If you were born in the material plane and are not currently undead, you probably need sources of light and warmth. Not wanting my NPCs to suffer needlessly while waiting around for attention from the players, I made some of those.
Let there be light!
I made a handful of candles by starting with a few short pieces clipped from several different thicknesses of round wooden craft sticks. I grabbed a few little metal jewelry rings as well.
For each candle (or cluster of candles) I dropped a blob of hot glue onto some parchment paper and inserted a stick while the glue was hot. On a few I stuck rings in as well. After the initial pieces were dry, I used the glue gun again to paint little melted-wax textures down the sides. Lastly, on some of them, I put a bead of glue on top, then held them upside down and stretched it away to form a teardrop-shaped flame.
The candles themselves, and the areas where I wanted melted wax on the surface beneath them, were painted white and dabbed with a little parchment color. The bases were painted with a couple of different metallic shades. A few dabs of red, yellow, and orange finished off the lit candles.
This all ends in fire
I already had a campfire I made a while back, but I wanted at least one indoor fireplace and maybe a fire pit with a spit mounted over it.

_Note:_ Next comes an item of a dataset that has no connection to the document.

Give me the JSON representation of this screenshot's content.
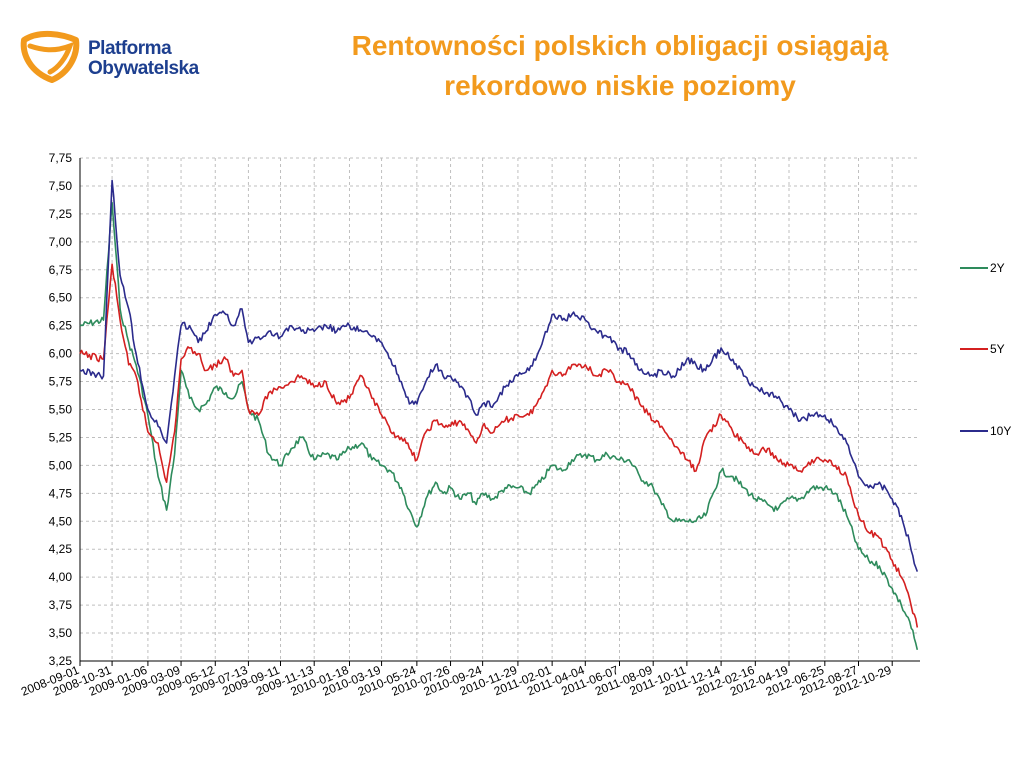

To get started, I sliced some small bricks from XPS foam. The fireplace would be free-standing, but for the pit I cut a little oval piece from a slice of ePVC left over from another project to use as a base. I used tacky white glue to put the basic layouts together and let them dry overnight. A pair of the rings I used for the candles were hot-glued to the ends of some short pieces of toothpick, the other ends of which were jammed into some leftover foam bricks. Those were glued inside the pit, which was then filled with little bits of broken-up scrap foam and a bunch of PVA to hold it all together.
I initially stuck a nail through the rings to serve as the spit, but later switched it out for a paper clip bent into a shape with a handle.
I tossed in a little bit of grout-and-soil mixture to add a little texture where the ashes would be on each piece.
I fought with the ring/toothpick connections to try to minimize the hot-glue globs. Trimming them down kept resulting in broken-off rings. Super glue didn’t hold, and some E6000 stuff I tried didn’t seem to do the job either. I ended up re-hot-gluing them together. The blobs are back; I’ll live with them for now, but will probably tinker with replacements at some point.
Bricks were painted in shades of gray, spit and supports with a wrought iron color. Flames were shaped out of hot glue, and the fire pit base got a coating of grout-and-soil mix. My wife has offered to make a tiny little roasting chicken out of air-dry clay for me to mount on the spit, so the fire pit might get a slight upgrade.